98 % des équipes FinOps pilotent aujourd'hui des dépenses IA. Elles étaient 31 % il y a deux ans. La bascule a été plus rapide que la gouvernance. Résultat : les factures sont arrivées avant les cadres pour les maîtriser.



Avec l'agentique, le problème change de nature. Un agent qui raisonne, appelle des outils, délègue à d'autres agents et itère jusqu'à converger génère un coût qui dépend de son propre parcours de résolution, non déterministe par construction.



Deux exécutions de la même tâche peuvent coûter des montants très différents.
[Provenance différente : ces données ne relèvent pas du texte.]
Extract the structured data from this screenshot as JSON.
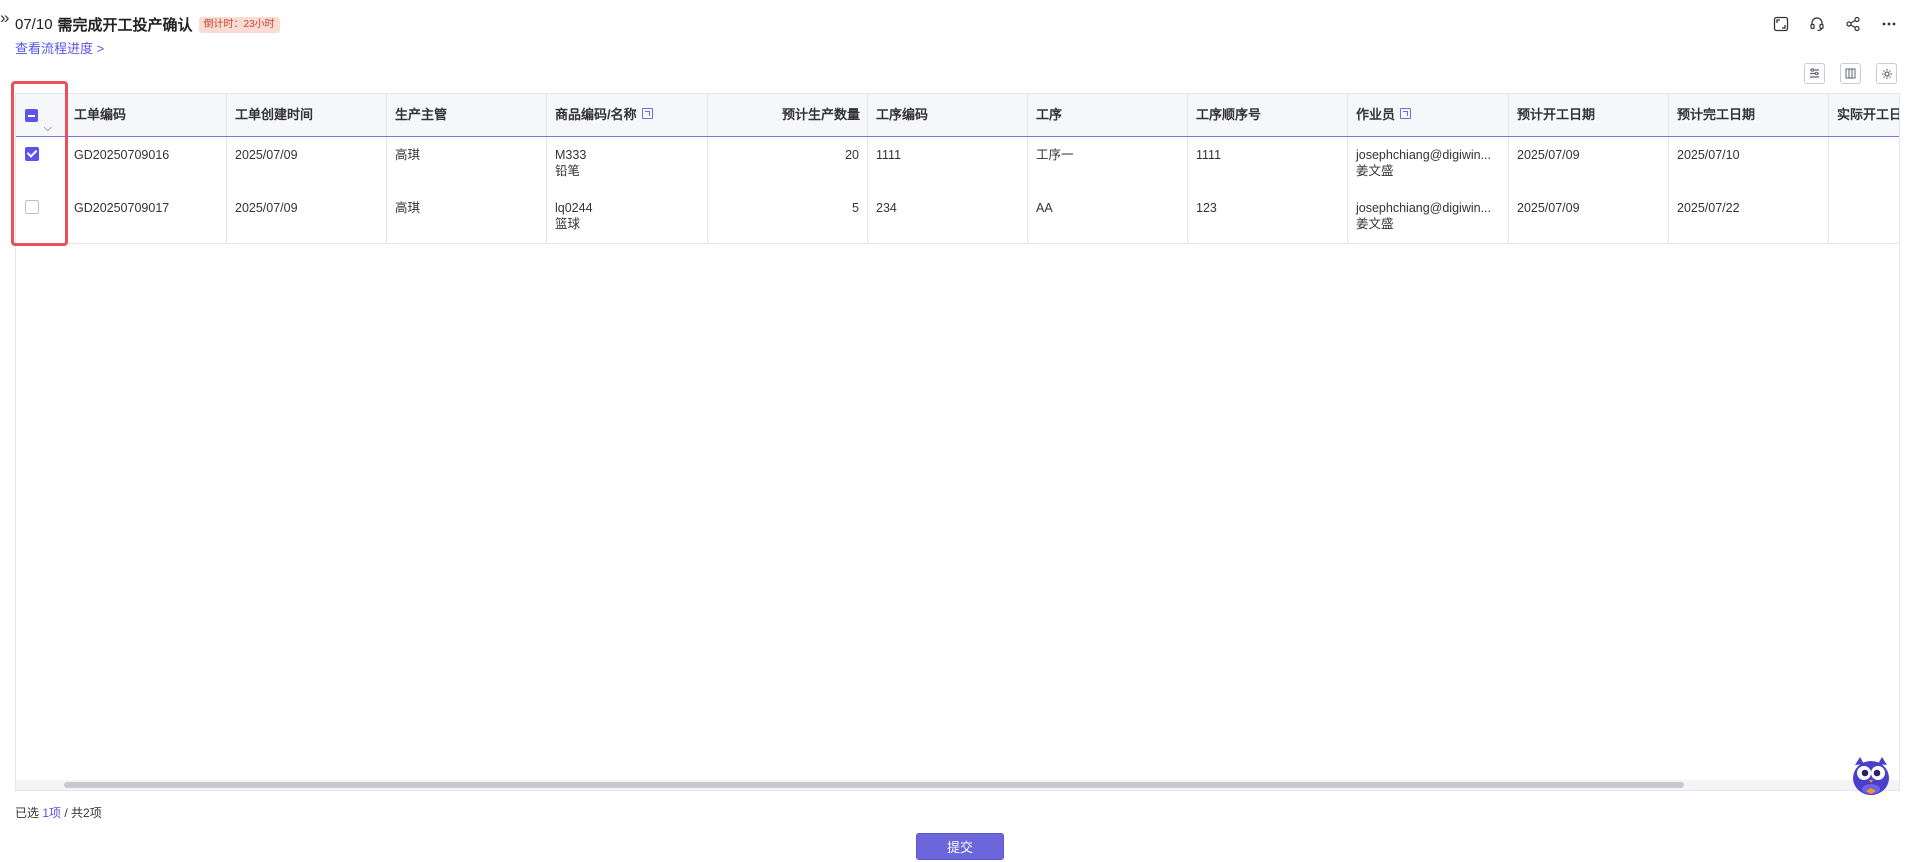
{
  "header": {
    "collapse_glyph": "»",
    "date": "07/10",
    "title": "需完成开工投产确认",
    "countdown": "倒计时：23小时",
    "progress_link": "查看流程进度 >"
  },
  "top_icons": [
    "fullscreen-icon",
    "headset-icon",
    "share-icon",
    "more-icon"
  ],
  "toolbar_icons": [
    "filter-settings-icon",
    "column-freeze-icon",
    "settings-icon"
  ],
  "table": {
    "columns": [
      {
        "label": "工单编码"
      },
      {
        "label": "工单创建时间"
      },
      {
        "label": "生产主管"
      },
      {
        "label": "商品编码/名称"
      },
      {
        "label": "预计生产数量"
      },
      {
        "label": "工序编码"
      },
      {
        "label": "工序"
      },
      {
        "label": "工序顺序号"
      },
      {
        "label": "作业员"
      },
      {
        "label": "预计开工日期"
      },
      {
        "label": "预计完工日期"
      },
      {
        "label": "实际开工日期"
      }
    ],
    "rows": [
      {
        "checked": true,
        "order_no": "GD20250709016",
        "created": "2025/07/09",
        "supervisor": "高琪",
        "item_code": "M333",
        "item_name": "铅笔",
        "qty": "20",
        "process_code": "1111",
        "process": "工序一",
        "seq": "1111",
        "operator_email": "josephchiang@digiwin...",
        "operator_name": "姜文盛",
        "plan_start": "2025/07/09",
        "plan_end": "2025/07/10",
        "actual_start": ""
      },
      {
        "checked": false,
        "order_no": "GD20250709017",
        "created": "2025/07/09",
        "supervisor": "高琪",
        "item_code": "lq0244",
        "item_name": "篮球",
        "qty": "5",
        "process_code": "234",
        "process": "AA",
        "seq": "123",
        "operator_email": "josephchiang@digiwin...",
        "operator_name": "姜文盛",
        "plan_start": "2025/07/09",
        "plan_end": "2025/07/22",
        "actual_start": ""
      }
    ]
  },
  "footer": {
    "selected_prefix": "已选 ",
    "selected_count": "1项",
    "selected_suffix": " / 共2项",
    "submit": "提交"
  },
  "colors": {
    "accent": "#5b54e6",
    "highlight": "#e8505b",
    "countdown_bg": "#fbdcd4"
  }
}
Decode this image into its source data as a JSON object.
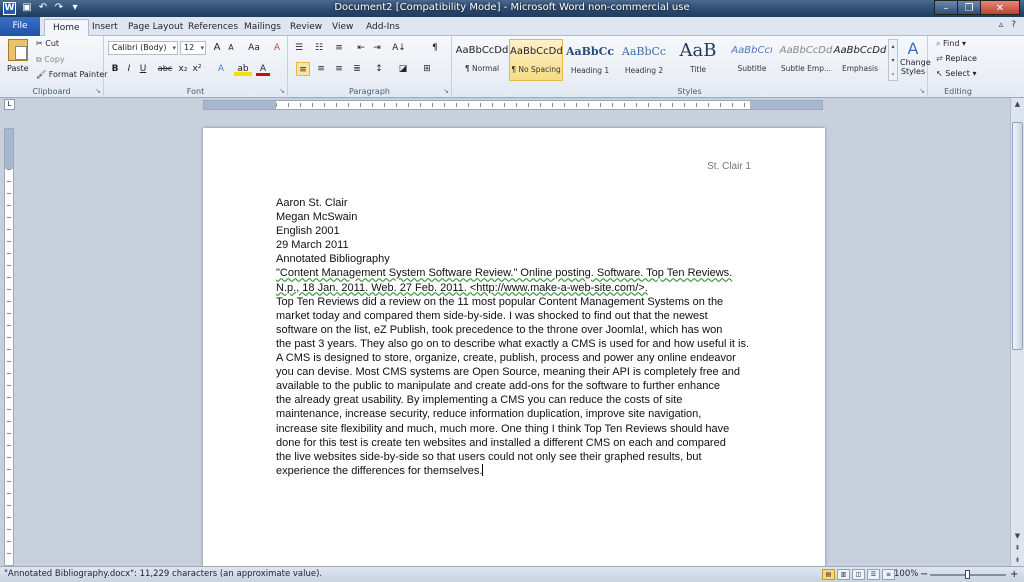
{
  "window": {
    "title": "Document2 [Compatibility Mode] - Microsoft Word non-commercial use",
    "app_icon": "W"
  },
  "tabs": [
    "File",
    "Home",
    "Insert",
    "Page Layout",
    "References",
    "Mailings",
    "Review",
    "View",
    "Add-Ins"
  ],
  "clipboard": {
    "paste": "Paste",
    "cut": "Cut",
    "copy": "Copy",
    "format_painter": "Format Painter",
    "label": "Clipboard"
  },
  "font": {
    "name": "Calibri (Body)",
    "size": "12",
    "label": "Font",
    "bold": "B",
    "italic": "I",
    "underline": "U",
    "strike": "abc",
    "sub": "x₂",
    "sup": "x²",
    "grow": "A",
    "shrink": "A",
    "case": "Aa",
    "clear": "A",
    "highlight": "ab",
    "color": "A"
  },
  "paragraph": {
    "label": "Paragraph",
    "show_marks": "¶",
    "sort": "A↓"
  },
  "styles": {
    "label": "Styles",
    "items": [
      {
        "preview": "AaBbCcDd",
        "name": "¶ Normal"
      },
      {
        "preview": "AaBbCcDd",
        "name": "¶ No Spacing"
      },
      {
        "preview": "AaBbCc",
        "name": "Heading 1"
      },
      {
        "preview": "AaBbCc",
        "name": "Heading 2"
      },
      {
        "preview": "AaB",
        "name": "Title"
      },
      {
        "preview": "AaBbCcı",
        "name": "Subtitle"
      },
      {
        "preview": "AaBbCcDd",
        "name": "Subtle Emp..."
      },
      {
        "preview": "AaBbCcDd",
        "name": "Emphasis"
      }
    ],
    "change_styles_1": "Change",
    "change_styles_2": "Styles"
  },
  "editing": {
    "label": "Editing",
    "find": "Find",
    "replace": "Replace",
    "select": "Select"
  },
  "document": {
    "header": "St. Clair 1",
    "lines": [
      "Aaron St. Clair",
      "Megan McSwain",
      "English 2001",
      "29 March 2011",
      "Annotated Bibliography",
      "\"Content Management System Software Review.\" Online posting. Software. Top Ten Reviews.",
      "N.p., 18 Jan. 2011. Web. 27 Feb. 2011. <http://www.make-a-web-site.com/>.",
      "Top Ten Reviews did a review on the 11 most popular Content Management Systems on the",
      "market today and compared them side-by-side. I was shocked to find out that the newest",
      "software on the list, eZ Publish, took precedence to the throne over Joomla!, which has won",
      "the past 3 years. They also go on to describe what exactly a CMS is used for and how useful it is.",
      "A CMS is designed to store, organize, create, publish, process and power any online endeavor",
      "you can devise. Most CMS systems are Open Source, meaning their API is completely free and",
      "available to the public to manipulate and create add-ons for the software to further enhance",
      "the already great usability. By implementing a CMS you can reduce the costs of site",
      "maintenance, increase security, reduce information duplication, improve site navigation,",
      "increase site flexibility and much, much more. One thing I think Top Ten Reviews should have",
      "done for this test is create ten websites and installed a different CMS on each and compared",
      "the live websites side-by-side so that users could not only see their graphed results, but",
      "experience the differences for themselves."
    ]
  },
  "status": {
    "text": "\"Annotated Bibliography.docx\": 11,229 characters (an approximate value).",
    "zoom": "100%",
    "minus": "−",
    "plus": "+"
  }
}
Quelques repères qui devraient interpeller : 


- 5 à 30x plus de tokens consommés par tâche par un modèle agentique qu'un agent conversationnel simple


- 73 % des déploiements agentiques dépassent leur budget, certains de plus de 2,4x


- Plus de 40 % des projets d'IA agentique seront annulés d'ici fin 2027, faute de coûts maîtrisés



Face à ça, le réflexe naturel est de surveiller le coût par token, mais cette métrique ne dit rien de la valeur produite. Elle est faussée par la baisse des prix unitaires et elle ne permet aucun arbitrage entre deux architectures.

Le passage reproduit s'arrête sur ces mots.